The Match: If you'd like to see the best technical wizardry in the world, I don't think you'd need to look much farther. The sheer number of combinations, reversals, strings and series these two could produce simply boggles the mind. I'd likely dry my mouth out, sitting with it open for so long. Given a week's rest and time to build this match, these two would be well conditioned, prepared and healthy, and the match would most certainly reach five stars. The rolling Germans would hit, as would Storm's superkick and the diving headbutt. We'd get suplexes upon suplexes, reversed out of suplexes. We'd see what psychology is all about. We'd see history, and I can't begin to imagine what sort of combo they'd find to finish this thing off. It would, naturally, have to include a reversal of both men's finishers, but I wouldn't want to see either end in submission right away. Both would fight their way out of their opponent's finisher in a unique way. Benoit might whup out the top-rope tombstone or powerbomb, and Storm would most definately hit that nasty springboard missle dropkick. This would be power wrestling, style, technique and execution to the Nth degree... and this would see Chris Benoit staggering out of the dust with his hand raised in victory.

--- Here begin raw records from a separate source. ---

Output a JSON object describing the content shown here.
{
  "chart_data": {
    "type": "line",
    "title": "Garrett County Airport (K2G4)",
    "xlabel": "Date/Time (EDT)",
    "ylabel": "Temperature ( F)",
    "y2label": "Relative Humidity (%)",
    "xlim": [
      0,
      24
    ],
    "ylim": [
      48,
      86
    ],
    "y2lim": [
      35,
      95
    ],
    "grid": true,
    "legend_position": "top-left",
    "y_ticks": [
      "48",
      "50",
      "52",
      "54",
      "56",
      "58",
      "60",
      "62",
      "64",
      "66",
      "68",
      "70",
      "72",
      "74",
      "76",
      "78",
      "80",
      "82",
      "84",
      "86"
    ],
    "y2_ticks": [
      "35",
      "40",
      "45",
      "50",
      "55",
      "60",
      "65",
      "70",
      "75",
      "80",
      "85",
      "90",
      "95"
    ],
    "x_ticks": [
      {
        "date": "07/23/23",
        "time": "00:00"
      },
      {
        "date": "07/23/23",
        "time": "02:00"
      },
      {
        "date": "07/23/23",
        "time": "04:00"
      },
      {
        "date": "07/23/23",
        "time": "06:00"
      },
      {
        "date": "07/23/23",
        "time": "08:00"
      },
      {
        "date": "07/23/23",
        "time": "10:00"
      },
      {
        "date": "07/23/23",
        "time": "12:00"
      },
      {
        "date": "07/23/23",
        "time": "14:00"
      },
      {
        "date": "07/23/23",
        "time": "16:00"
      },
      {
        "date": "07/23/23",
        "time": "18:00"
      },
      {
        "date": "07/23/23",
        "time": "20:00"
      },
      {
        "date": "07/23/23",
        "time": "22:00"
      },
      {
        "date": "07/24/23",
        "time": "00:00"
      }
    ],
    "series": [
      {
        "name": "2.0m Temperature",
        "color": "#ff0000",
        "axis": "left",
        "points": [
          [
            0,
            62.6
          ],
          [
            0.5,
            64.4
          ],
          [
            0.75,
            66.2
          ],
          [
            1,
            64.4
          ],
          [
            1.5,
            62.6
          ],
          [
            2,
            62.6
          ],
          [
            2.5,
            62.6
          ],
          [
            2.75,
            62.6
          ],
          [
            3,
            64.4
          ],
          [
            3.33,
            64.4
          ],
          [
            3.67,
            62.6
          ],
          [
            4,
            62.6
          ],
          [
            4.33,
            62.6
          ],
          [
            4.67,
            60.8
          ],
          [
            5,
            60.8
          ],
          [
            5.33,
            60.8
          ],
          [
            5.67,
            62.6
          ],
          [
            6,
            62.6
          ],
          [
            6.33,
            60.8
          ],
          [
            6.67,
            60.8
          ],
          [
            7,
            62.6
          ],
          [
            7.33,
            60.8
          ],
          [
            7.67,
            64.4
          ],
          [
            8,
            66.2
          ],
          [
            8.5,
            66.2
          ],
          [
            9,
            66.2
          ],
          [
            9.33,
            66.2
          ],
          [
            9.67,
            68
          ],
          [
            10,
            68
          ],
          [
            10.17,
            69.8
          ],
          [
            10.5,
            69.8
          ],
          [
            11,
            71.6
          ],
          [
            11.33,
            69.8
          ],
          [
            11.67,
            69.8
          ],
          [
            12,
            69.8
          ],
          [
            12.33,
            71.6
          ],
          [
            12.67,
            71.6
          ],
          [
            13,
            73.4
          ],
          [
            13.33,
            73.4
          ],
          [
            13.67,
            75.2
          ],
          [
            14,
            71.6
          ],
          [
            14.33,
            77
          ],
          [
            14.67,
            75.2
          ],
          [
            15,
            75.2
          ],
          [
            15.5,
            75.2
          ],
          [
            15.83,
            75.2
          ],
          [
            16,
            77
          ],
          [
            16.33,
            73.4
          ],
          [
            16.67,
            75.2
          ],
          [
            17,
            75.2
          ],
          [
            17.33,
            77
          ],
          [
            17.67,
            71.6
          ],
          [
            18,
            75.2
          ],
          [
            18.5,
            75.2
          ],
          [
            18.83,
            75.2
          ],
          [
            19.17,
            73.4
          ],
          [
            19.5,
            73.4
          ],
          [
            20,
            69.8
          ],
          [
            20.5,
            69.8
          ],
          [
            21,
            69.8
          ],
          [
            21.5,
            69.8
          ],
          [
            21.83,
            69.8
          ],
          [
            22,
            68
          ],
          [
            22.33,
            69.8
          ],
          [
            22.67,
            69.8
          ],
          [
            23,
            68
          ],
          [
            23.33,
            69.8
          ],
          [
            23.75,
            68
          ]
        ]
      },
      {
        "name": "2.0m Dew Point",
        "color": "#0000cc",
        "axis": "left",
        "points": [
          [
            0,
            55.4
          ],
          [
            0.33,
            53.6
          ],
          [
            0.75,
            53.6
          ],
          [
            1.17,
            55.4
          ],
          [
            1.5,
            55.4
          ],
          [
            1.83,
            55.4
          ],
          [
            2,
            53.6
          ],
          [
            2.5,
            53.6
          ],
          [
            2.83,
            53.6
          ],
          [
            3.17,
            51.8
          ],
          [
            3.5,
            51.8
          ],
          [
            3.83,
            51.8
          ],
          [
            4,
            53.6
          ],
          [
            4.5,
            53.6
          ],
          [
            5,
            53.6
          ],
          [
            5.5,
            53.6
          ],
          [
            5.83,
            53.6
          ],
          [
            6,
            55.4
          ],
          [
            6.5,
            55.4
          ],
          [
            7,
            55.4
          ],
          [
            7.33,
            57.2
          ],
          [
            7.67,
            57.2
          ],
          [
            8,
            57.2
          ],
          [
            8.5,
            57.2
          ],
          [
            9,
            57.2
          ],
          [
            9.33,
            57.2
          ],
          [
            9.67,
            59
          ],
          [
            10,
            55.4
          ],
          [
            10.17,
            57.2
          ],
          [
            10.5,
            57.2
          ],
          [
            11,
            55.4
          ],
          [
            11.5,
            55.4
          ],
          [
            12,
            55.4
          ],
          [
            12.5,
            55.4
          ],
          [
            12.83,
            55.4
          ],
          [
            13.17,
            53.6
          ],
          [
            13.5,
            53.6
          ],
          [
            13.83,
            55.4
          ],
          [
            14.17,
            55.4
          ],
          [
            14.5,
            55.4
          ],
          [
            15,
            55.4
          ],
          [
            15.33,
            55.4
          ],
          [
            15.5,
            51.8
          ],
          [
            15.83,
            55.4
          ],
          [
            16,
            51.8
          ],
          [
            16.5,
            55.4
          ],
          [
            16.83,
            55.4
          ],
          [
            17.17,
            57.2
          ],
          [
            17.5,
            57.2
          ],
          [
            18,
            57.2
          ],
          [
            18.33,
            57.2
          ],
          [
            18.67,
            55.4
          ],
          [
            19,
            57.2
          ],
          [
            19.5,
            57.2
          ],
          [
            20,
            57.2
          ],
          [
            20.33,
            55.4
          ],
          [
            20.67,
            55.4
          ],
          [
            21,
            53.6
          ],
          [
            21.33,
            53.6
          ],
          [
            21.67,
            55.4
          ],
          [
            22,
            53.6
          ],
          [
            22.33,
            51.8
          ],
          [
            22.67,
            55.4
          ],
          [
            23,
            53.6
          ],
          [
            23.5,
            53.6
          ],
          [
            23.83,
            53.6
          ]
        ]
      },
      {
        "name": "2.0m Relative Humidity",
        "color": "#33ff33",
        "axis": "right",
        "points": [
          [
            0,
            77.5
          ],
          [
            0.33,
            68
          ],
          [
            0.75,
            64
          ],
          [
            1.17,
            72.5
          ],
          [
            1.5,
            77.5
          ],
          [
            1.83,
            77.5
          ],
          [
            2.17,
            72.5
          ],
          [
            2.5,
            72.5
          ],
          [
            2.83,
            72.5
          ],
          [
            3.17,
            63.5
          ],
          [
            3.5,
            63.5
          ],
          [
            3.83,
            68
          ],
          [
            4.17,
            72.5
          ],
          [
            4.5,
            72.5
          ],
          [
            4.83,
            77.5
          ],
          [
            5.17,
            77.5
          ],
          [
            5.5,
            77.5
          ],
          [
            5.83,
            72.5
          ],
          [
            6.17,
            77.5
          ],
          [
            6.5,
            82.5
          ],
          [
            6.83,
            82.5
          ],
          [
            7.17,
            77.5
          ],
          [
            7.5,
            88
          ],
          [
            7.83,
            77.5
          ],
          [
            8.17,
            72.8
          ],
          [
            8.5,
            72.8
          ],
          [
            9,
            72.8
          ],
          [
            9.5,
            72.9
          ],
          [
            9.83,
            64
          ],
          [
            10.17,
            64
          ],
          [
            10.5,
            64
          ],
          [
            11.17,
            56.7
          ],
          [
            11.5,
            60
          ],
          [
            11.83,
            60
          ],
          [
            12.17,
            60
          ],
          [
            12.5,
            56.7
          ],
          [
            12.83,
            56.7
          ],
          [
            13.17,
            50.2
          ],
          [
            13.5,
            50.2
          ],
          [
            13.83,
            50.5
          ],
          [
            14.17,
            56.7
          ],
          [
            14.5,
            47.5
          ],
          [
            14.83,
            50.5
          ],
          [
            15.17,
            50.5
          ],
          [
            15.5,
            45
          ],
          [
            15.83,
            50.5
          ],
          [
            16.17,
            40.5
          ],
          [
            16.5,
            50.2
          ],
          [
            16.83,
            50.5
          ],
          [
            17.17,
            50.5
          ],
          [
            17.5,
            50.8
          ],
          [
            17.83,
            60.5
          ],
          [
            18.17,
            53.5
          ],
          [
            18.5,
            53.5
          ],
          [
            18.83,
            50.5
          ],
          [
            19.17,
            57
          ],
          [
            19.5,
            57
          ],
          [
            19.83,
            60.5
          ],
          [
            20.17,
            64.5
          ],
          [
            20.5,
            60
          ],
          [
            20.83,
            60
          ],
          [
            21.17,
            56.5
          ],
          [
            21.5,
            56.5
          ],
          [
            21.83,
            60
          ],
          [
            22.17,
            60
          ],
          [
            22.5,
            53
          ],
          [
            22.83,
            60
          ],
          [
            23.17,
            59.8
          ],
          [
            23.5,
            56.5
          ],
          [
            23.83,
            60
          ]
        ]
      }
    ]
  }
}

So there you have it, my dream lineup. Sure, there are several faces missing from this picture; no card would be complete without Booker T, Dean Malenko, Perry Saturn, Raven or multiple others, but I wasn't out to write a book here. I wanted to prove a point. Predictable or no, this booking, this lineup and these outcomes are what would make a PPV absolutely unmissable (is that even a word? yikes.) Do your opinions differ from mine? I'd bet anything on it... and that's what makes this concept so very cool to me. No matter who you talk to, who you choose as your target audience, you're always gonna end up with another lineup of five.